How long do the usual FPGA stay in the market? Meaning plop-in
replaceable, same footprint, same code, no changes.

--
Regards, Joerg

http://www.analogconsultants.com/
 
Tim Williams wrote:
"Joerg" <invalid@invalid.invalid> wrote in message
news:b91lacF5bvnU1@mid.individual.net...
One other challenge that needs to be met in most of my cases is
longevity of the design. A FPGA would have to remain available for more
than just a few years. For example, one of my uC-based designs from the
mid 90's is still in production. Since I kind of had a hunch that this
would happen I used an 8051 family uC. Is there something similar in the
world of FPGA?

Interjecting what little experience I have here;

MAX7000s are still available, and they were introduced in 1995;
http://www.altera.com/devices/cpld/max-about/max-about.html
although I think they've finally gone out of stock (not that you'd want to
use them, they also guzzle power like they're NMOS).

FLEX 10K FPGAs don't appear on their website, but they're still quite
available. Can't seem to find when they were introduced? I'm seeing
documents since at least 1996 referencing them.

Ok, sorry, forgot to say that I never use that manufacturer.


At least between the big two (Altera that I know of, and I would assume
Xilinx too), FPGAs look to have excellent support over time.

And VHDL doesn't age.
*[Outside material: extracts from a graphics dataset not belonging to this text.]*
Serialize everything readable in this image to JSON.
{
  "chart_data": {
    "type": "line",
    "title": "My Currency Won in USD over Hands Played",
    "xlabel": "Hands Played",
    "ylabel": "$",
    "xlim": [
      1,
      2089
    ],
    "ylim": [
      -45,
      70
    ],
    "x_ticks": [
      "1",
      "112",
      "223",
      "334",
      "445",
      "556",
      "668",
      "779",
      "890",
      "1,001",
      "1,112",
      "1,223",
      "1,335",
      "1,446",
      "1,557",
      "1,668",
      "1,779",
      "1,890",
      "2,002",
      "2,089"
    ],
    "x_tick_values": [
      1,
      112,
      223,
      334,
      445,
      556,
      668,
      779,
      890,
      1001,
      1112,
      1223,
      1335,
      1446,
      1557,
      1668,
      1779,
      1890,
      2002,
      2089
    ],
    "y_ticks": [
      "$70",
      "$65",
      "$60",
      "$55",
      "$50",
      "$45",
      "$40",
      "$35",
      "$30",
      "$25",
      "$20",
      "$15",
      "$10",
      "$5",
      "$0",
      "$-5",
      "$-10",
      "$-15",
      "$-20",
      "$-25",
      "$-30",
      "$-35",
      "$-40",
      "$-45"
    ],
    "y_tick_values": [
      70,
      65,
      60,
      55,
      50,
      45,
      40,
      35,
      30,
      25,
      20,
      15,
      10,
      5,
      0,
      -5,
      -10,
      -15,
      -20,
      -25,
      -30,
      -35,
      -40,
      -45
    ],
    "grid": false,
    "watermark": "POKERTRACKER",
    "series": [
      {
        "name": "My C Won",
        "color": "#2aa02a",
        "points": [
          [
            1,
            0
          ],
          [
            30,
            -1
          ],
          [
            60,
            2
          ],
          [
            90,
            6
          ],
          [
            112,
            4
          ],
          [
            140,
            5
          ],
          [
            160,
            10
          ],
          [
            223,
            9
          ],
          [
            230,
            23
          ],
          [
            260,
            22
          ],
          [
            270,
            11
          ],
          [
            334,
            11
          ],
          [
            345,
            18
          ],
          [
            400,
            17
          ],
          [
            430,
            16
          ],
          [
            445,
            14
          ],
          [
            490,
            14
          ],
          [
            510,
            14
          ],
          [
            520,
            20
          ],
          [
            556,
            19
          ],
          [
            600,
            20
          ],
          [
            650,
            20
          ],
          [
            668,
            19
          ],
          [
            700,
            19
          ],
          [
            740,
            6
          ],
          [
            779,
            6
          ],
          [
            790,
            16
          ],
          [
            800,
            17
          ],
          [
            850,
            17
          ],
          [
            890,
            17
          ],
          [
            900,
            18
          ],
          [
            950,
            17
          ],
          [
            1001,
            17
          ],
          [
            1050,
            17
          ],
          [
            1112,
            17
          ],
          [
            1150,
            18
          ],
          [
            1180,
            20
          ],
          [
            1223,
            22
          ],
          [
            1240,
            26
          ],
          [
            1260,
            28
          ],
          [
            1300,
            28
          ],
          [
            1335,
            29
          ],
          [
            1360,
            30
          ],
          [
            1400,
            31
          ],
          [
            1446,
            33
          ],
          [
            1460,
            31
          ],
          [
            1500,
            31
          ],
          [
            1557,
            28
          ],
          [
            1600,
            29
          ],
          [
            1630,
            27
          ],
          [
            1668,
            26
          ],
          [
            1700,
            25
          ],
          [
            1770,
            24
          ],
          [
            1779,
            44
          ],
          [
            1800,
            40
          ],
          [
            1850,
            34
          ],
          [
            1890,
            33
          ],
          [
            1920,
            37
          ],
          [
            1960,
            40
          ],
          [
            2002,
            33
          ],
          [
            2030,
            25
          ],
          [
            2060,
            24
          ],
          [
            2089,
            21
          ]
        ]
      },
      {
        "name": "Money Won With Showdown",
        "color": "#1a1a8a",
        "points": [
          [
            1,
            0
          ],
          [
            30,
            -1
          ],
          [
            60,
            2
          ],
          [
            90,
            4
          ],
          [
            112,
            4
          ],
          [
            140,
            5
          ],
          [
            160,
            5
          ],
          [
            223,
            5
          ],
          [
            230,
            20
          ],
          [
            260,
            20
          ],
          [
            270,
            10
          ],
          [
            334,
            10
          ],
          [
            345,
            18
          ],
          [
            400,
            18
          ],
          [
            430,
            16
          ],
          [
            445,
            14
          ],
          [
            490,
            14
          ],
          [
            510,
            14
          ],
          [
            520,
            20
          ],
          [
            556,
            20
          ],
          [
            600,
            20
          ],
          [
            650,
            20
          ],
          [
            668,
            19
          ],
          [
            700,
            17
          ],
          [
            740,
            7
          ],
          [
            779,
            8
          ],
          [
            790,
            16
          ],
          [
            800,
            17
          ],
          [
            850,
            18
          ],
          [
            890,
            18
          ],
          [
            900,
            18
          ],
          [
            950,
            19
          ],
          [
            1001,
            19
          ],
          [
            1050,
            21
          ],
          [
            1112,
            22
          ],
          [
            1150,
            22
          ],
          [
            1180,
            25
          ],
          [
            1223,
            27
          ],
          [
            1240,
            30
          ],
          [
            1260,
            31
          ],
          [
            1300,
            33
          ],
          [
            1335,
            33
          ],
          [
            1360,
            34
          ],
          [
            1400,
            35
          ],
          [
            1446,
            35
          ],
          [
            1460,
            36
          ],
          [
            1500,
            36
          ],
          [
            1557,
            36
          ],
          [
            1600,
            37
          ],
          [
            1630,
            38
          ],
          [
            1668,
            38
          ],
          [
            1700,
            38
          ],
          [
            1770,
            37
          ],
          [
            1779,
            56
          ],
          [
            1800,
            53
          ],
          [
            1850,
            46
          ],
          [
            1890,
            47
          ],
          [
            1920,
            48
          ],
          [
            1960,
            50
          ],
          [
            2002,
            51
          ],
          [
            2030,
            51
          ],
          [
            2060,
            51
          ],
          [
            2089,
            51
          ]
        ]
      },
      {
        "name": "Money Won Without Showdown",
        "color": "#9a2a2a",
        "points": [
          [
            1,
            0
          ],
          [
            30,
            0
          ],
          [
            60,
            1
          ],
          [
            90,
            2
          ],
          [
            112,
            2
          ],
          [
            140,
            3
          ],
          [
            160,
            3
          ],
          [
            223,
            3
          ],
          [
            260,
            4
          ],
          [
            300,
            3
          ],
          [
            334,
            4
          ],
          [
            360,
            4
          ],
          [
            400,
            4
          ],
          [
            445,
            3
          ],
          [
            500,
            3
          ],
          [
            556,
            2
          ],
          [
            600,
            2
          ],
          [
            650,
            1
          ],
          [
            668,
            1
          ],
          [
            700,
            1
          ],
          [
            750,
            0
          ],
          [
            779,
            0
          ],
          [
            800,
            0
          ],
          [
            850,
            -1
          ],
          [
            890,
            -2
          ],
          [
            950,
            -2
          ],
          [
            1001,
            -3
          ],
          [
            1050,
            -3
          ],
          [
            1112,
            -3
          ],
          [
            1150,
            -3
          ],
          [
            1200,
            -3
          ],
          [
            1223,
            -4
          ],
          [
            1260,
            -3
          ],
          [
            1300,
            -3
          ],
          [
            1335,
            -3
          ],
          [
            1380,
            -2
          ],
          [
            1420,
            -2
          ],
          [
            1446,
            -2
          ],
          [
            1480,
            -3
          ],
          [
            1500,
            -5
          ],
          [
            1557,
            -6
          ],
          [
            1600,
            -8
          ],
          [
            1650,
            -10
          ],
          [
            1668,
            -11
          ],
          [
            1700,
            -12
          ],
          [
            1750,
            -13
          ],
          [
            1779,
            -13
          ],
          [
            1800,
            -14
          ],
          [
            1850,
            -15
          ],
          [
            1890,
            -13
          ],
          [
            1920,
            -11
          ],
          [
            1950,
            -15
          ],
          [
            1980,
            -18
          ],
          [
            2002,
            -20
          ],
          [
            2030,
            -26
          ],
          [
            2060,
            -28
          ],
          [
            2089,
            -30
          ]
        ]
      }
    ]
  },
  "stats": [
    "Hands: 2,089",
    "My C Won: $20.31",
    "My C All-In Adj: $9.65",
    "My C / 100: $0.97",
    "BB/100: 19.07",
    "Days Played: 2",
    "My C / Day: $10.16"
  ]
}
The library blocks might, but I'd be willing to
guess that those are synthesized as well, so as long as your toolchain
supports whatever code format, you can migrate chips easily when they do
finally die.

But the minute a footprint changes or you have to re-compile you are
screwed in some heavily regulated markets.


And really, if you have to support something for over 20 years, it's
probably time it does die and gets a redesign. ...

Nope. Not if it's in the worlds of medical or aerospace. There you have
a huge re-cert effort on your hands for changes. New layout? Back to the
end of the line.

You also need to support very old legacy equipment with type-certified
spare parts and for those few sales you really don't want a re-cert.
Just think about the DC-3 which is still in service. Some of those are
over 60 years old. Can be worse with elevators. We have a company near
here that sometimes has to support elevators that are over a century old.


... Like that VAX or whatever
it was NASA's still supporting.

Sometimes changing is very time consuming. I recently learned that this
is even the case for alarm systems. "If we even add as much as one
capacitor for EMC we have to go through the whole insurer certification
process again".

--
Regards, Joerg

http://www.analogconsultants.com/
 
In comp.arch.embedded,
Joerg <invalid@invalid.invalid> wrote:
Nope. Not if it's in the worlds of medical or aerospace. There you have
a huge re-cert effort on your hands for changes. New layout? Back to the
end of the line.

That is not always true (at least for medical equipment, no experience
with aerospace). If the change is minor enough, it may be enough to
write a rationale that explains the change and how it does not impact
the function of the equipment. If the notified body agrees with the
rationale, only a limitied effort is required to re-cert.

Sometimes changing is very time consuming. I recently learned that this
is even the case for alarm systems. "If we even add as much as one
capacitor for EMC we have to go through the whole insurer certification
process again".

Weird, I would expect a similar approach with a rationale or something
would be enough.


--
Stef (remove caps, dashes and .invalid from e-mail address to reply by mail)

Antonym, n.:
The opposite of the word you're trying to think of.